The former Jambos captain still recalls his utter disbelief when a vocal minority of supporters chartered a plane sporting a banner calling for Robbie Neilson’s head in March 2016.
‘No style, no bottle, Neilson out’ was the message writ large in the skies above Tynecastle.
Hearts were third in the Premiership and defeated Partick Thistle 1-0 that afternoon and, having only arrived at the club five weeks earlier, Cowie was beyond baffled by the bizarre affair.
That noisy band of disgruntled fans were satisfied nine months later when Neilson departed Hearts for MK Dons. The men in maroon were in the rarified air of second spot.
Since then, Cowie acknowledges it has been a constant descent towards mediocrity under Ian Cathro, Craig Levein and, most recently, Daniel Stendel which culminated in their demotion to the Championship following a curtailed 2019/20 campaign.
“I played in the game where the plane was flown over with the banner and was just thinking ‘what is going on here?’” said the former Scotland star.
“I was astonished after what he had achieved the season before [promotion], and we were sitting third in the league at that time.
“Then, on the day he left for MK Dons we had just gone second in the Premiership after beating Rangers.
“Since then, it’s been a big dip – I think everyone would accept that – and if anyone can arrest that, it’s Robbie.”
Neilson will today carry out media duties for the first time since his return to the club was confirmed last month, breaking his silence on his shock decision to quit Dundee United.
And Cowie believes he can repeat the feat of lifting the Jambos out of the doldrums.
“I knew Robbie was going to be a top manager,” continued Cowie. “He was a young coach when I worked with him but he was so comfortable in the position and commanded respect among the squad.
“His communication with the players, his content in training, his enthusiasm and desire for the work was fantastic.
“And I’ve no doubt he’ll have learned a lot from his time down south – adding to the qualities I could already see in him. It’s a brilliant appointment for the football club.”

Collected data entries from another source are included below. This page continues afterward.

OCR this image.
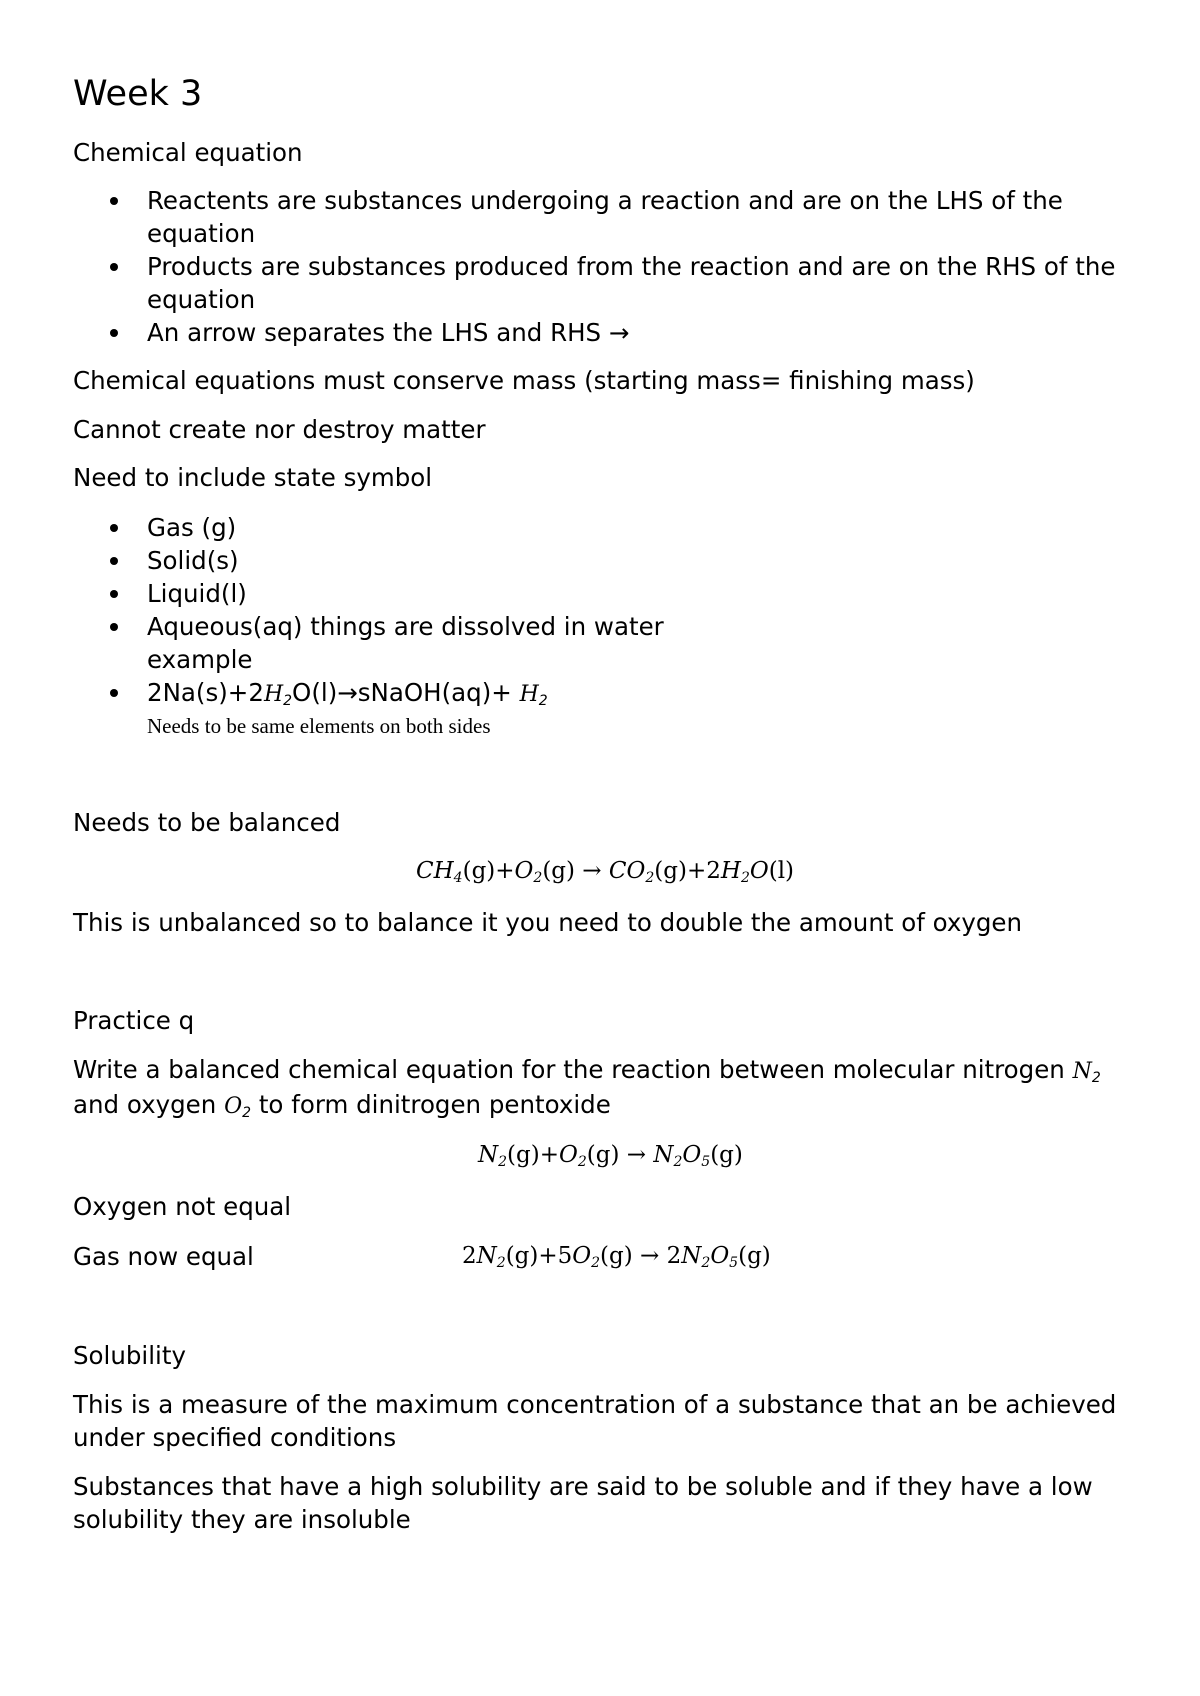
Week 3
Chemical equation
Reactents are substances undergoing a reaction and are on the LHS of the
equation
Products are substances produced from the reaction and are on the RHS of the
equation
An arrow separates the LHS and RHS →
Chemical equations must conserve mass (starting mass= finishing mass)
Cannot create nor destroy matter
Need to include state symbol
Gas (g)
Solid(s)
Liquid(l)
Aqueous(aq) things are dissolved in water
example
$2Na(s)+2H_2O(l)\to sNaOH(aq)+ H_2$
Needs to be same elements on both sides
Needs to be balanced
$CH_4(g)+O_2(g) \to CO_2(g)+2H_2O(l)$
This is unbalanced so to balance it you need to double the amount of oxygen
Practice q
Write a balanced chemical equation for the reaction between molecular nitrogen $N_2$
and oxygen $O_2$ to form dinitrogen pentoxide
$N_2(g)+O_2(g) \to N_2O_5(g)$
Oxygen not equal
Gas now equal	$2N_2(g)+5O_2(g) \to 2N_2O_5(g)$
Solubility
This is a measure of the maximum concentration of a substance that an be achieved
under specified conditions
Substances that have a high solubility are said to be soluble and if they have a low
solubility they are insoluble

Cowie, now first-team coach at his boyhood club Ross County, accepts there was an ‘element of surprise’ that Neilson eschewed Premiership football with United for the likelihood of a Championship campaign in Gorgie.
However, he reckons that illustrates the emotional attachment Neilson has with the club, given his combined 15 years there as a player and head coach.

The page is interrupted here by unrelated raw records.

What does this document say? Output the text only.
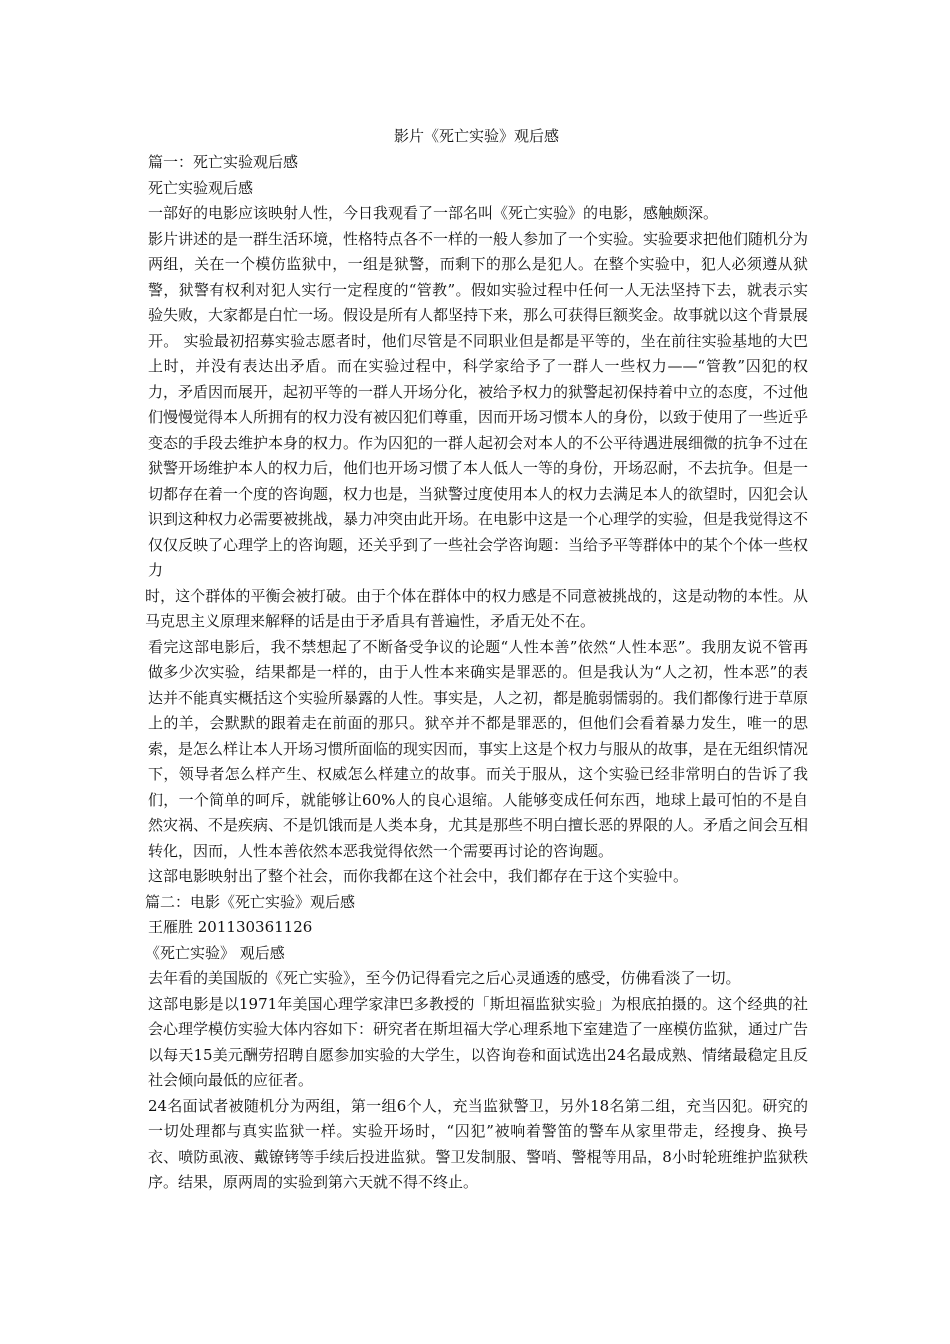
影片《死亡实验》观后感

篇一：死亡实验观后感

死亡实验观后感

一部好的电影应该映射人性，今日我观看了一部名叫《死亡实验》的电影，感触颇深。

影片讲述的是一群生活环境，性格特点各不一样的一般人参加了一个实验。实验要求把他们随机分为两组，关在一个模仿监狱中，一组是狱警，而剩下的那么是犯人。在整个实验中，犯人必须遵从狱警，狱警有权利对犯人实行一定程度的“管教”。假如实验过程中任何一人无法坚持下去，就表示实验失败，大家都是白忙一场。假设是所有人都坚持下来，那么可获得巨额奖金。故事就以这个背景展开。 实验最初招募实验志愿者时，他们尽管是不同职业但是都是平等的，坐在前往实验基地的大巴上时，并没有表达出矛盾。而在实验过程中，科学家给予了一群人一些权力——“管教”囚犯的权力，矛盾因而展开，起初平等的一群人开场分化，被给予权力的狱警起初保持着中立的态度，不过他们慢慢觉得本人所拥有的权力没有被囚犯们尊重，因而开场习惯本人的身份，以致于使用了一些近乎变态的手段去维护本身的权力。作为囚犯的一群人起初会对本人的不公平待遇进展细微的抗争不过在狱警开场维护本人的权力后，他们也开场习惯了本人低人一等的身份，开场忍耐，不去抗争。但是一切都存在着一个度的咨询题，权力也是，当狱警过度使用本人的权力去满足本人的欲望时，囚犯会认识到这种权力必需要被挑战，暴力冲突由此开场。在电影中这是一个心理学的实验，但是我觉得这不仅仅反映了心理学上的咨询题，还关乎到了一些社会学咨询题：当给予平等群体中的某个个体一些权力

时，这个群体的平衡会被打破。由于个体在群体中的权力感是不同意被挑战的，这是动物的本性。从马克思主义原理来解释的话是由于矛盾具有普遍性，矛盾无处不在。

看完这部电影后，我不禁想起了不断备受争议的论题“人性本善”依然“人性本恶”。我朋友说不管再做多少次实验，结果都是一样的，由于人性本来确实是罪恶的。但是我认为“人之初，性本恶”的表达并不能真实概括这个实验所暴露的人性。事实是，人之初，都是脆弱懦弱的。我们都像行进于草原上的羊，会默默的跟着走在前面的那只。狱卒并不都是罪恶的，但他们会看着暴力发生，唯一的思索，是怎么样让本人开场习惯所面临的现实因而，事实上这是个权力与服从的故事，是在无组织情况下，领导者怎么样产生、权威怎么样建立的故事。而关于服从，这个实验已经非常明白的告诉了我们，一个简单的呵斥，就能够让60%人的良心退缩。人能够变成任何东西，地球上最可怕的不是自然灾祸、不是疾病、不是饥饿而是人类本身，尤其是那些不明白擅长恶的界限的人。矛盾之间会互相转化，因而，人性本善依然本恶我觉得依然一个需要再讨论的咨询题。

这部电影映射出了整个社会，而你我都在这个社会中，我们都存在于这个实验中。

篇二：电影《死亡实验》观后感

王雁胜 201130361126

《死亡实验》 观后感

去年看的美国版的《死亡实验》，至今仍记得看完之后心灵通透的感受，仿佛看淡了一切。

这部电影是以1971年美国心理学家津巴多教授的「斯坦福监狱实验」为根底拍摄的。这个经典的社会心理学模仿实验大体内容如下：研究者在斯坦福大学心理系地下室建造了一座模仿监狱，通过广告以每天15美元酬劳招聘自愿参加实验的大学生，以咨询卷和面试选出24名最成熟、情绪最稳定且反社会倾向最低的应征者。

24名面试者被随机分为两组，第一组6个人，充当监狱警卫，另外18名第二组，充当囚犯。研究的一切处理都与真实监狱一样。实验开场时，“囚犯”被响着警笛的警车从家里带走，经搜身、换号衣、喷防虱液、戴镣铐等手续后投进监狱。警卫发制服、警哨、警棍等用品，8小时轮班维护监狱秩序。结果，原两周的实验到第六天就不得不终止。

Cowie also says that, despite Tannadice sporting director recently disputing the contention, Hearts are simply a bigger club than United.
“There’s an element of surprise because Robbie is coming off the back of a successful season and, as it stands, is turning down the opportunity to manage in the top-flight,” continued Cowie.

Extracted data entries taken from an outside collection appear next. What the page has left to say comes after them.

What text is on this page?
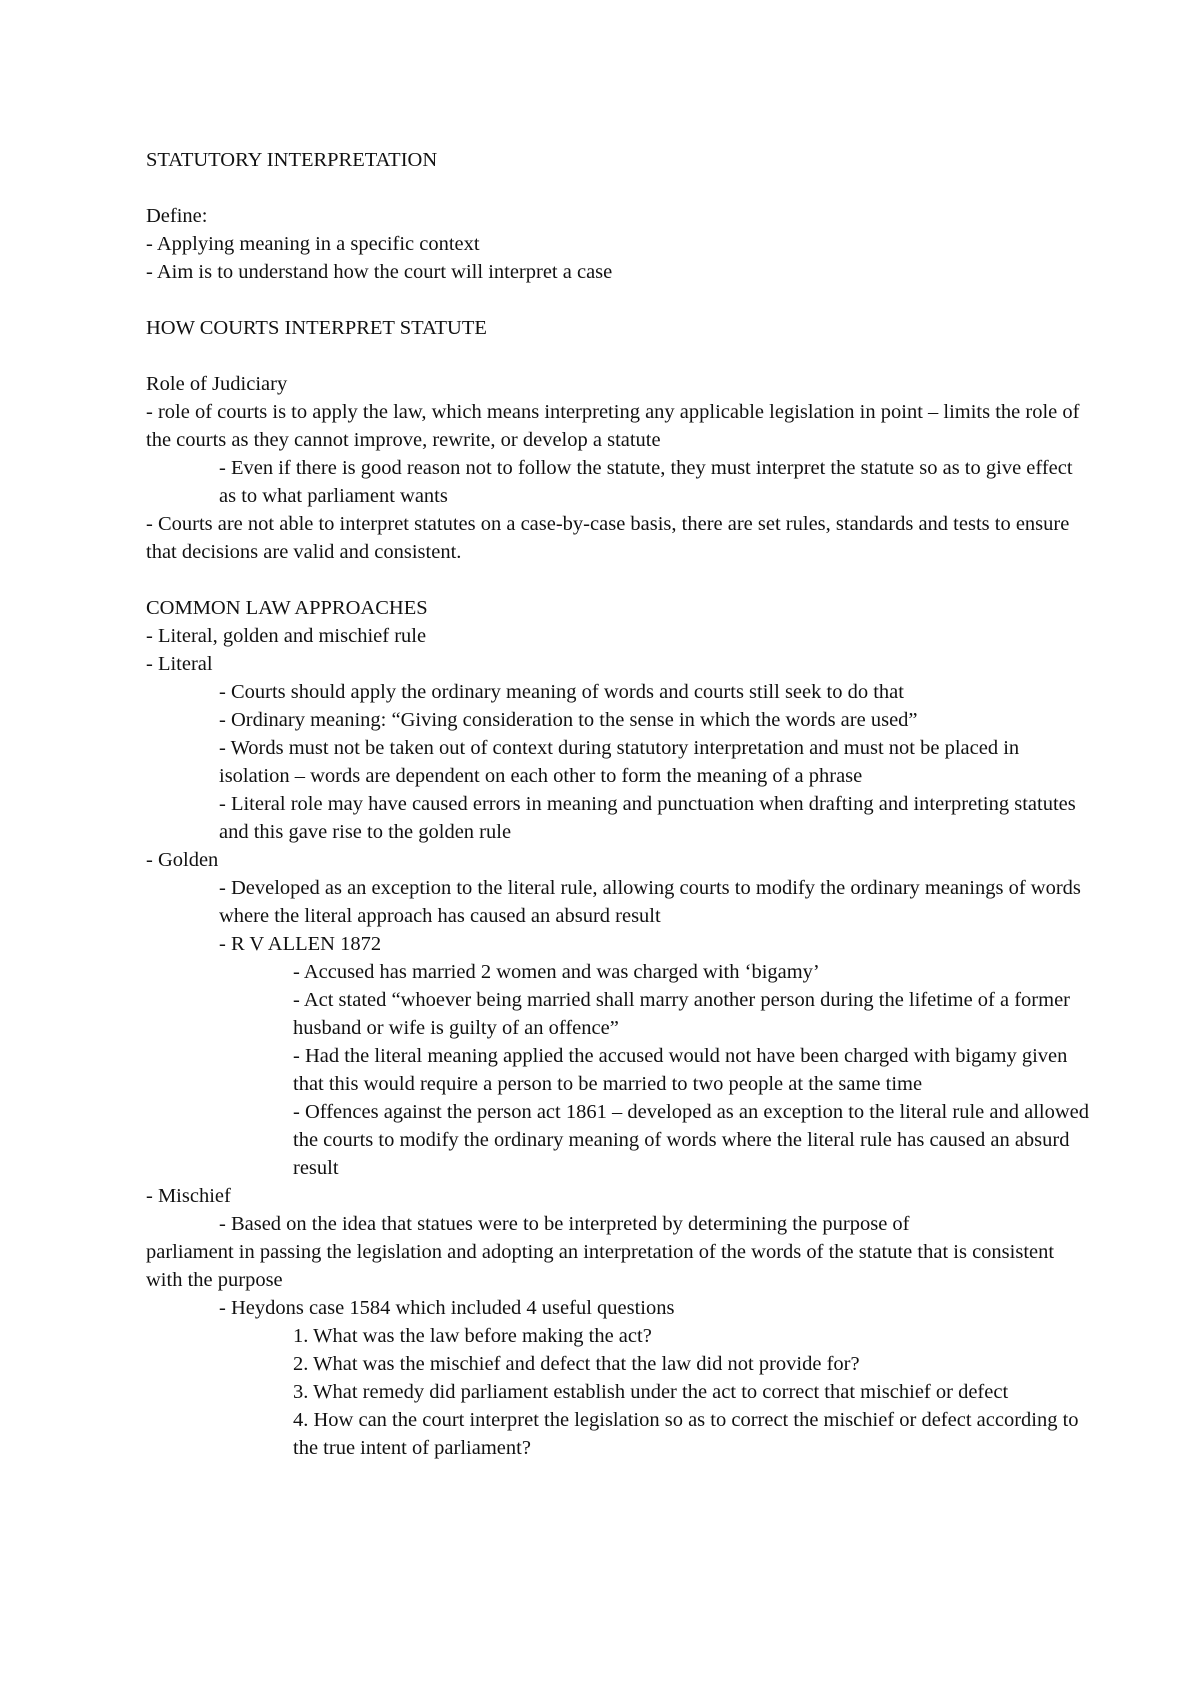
STATUTORY INTERPRETATION

Define:

- Applying meaning in a specific context

- Aim is to understand how the court will interpret a case

HOW COURTS INTERPRET STATUTE

Role of Judiciary

- role of courts is to apply the law, which means interpreting any applicable legislation in point – limits the role of the courts as they cannot improve, rewrite, or develop a statute

- Even if there is good reason not to follow the statute, they must interpret the statute so as to give effect as to what parliament wants

- Courts are not able to interpret statutes on a case-by-case basis, there are set rules, standards and tests to ensure that decisions are valid and consistent.

COMMON LAW APPROACHES

- Literal, golden and mischief rule

- Literal

- Courts should apply the ordinary meaning of words and courts still seek to do that

- Ordinary meaning: “Giving consideration to the sense in which the words are used”

- Words must not be taken out of context during statutory interpretation and must not be placed in isolation – words are dependent on each other to form the meaning of a phrase

- Literal role may have caused errors in meaning and punctuation when drafting and interpreting statutes and this gave rise to the golden rule

- Golden

- Developed as an exception to the literal rule, allowing courts to modify the ordinary meanings of words where the literal approach has caused an absurd result

- R V ALLEN 1872

- Accused has married 2 women and was charged with ‘bigamy’

- Act stated “whoever being married shall marry another person during the lifetime of a former husband or wife is guilty of an offence”

- Had the literal meaning applied the accused would not have been charged with bigamy given that this would require a person to be married to two people at the same time

- Offences against the person act 1861 – developed as an exception to the literal rule and allowed the courts to modify the ordinary meaning of words where the literal rule has caused an absurd result

- Mischief

- Based on the idea that statues were to be interpreted by determining the purpose of

parliament in passing the legislation and adopting an interpretation of the words of the statute that is consistent with the purpose

- Heydons case 1584 which included 4 useful questions

1. What was the law before making the act?

2. What was the mischief and defect that the law did not provide for?

3. What remedy did parliament establish under the act to correct that mischief or defect

4. How can the court interpret the legislation so as to correct the mischief or defect according to the true intent of parliament?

“However, the draw of Hearts is huge for Robbie. He has managed the club before, knows the stature and size of the club and has achieved great things there.
“If I’m being honest, Hearts are the bigger club of the two.
“Yes, Hearts are in the division below but I’m sure Robbie will be thinking that won’t be the case in 12 months’ time.
“In the fullness of time, he’ll see more opportunity to progress at Hearts than Dundee United.”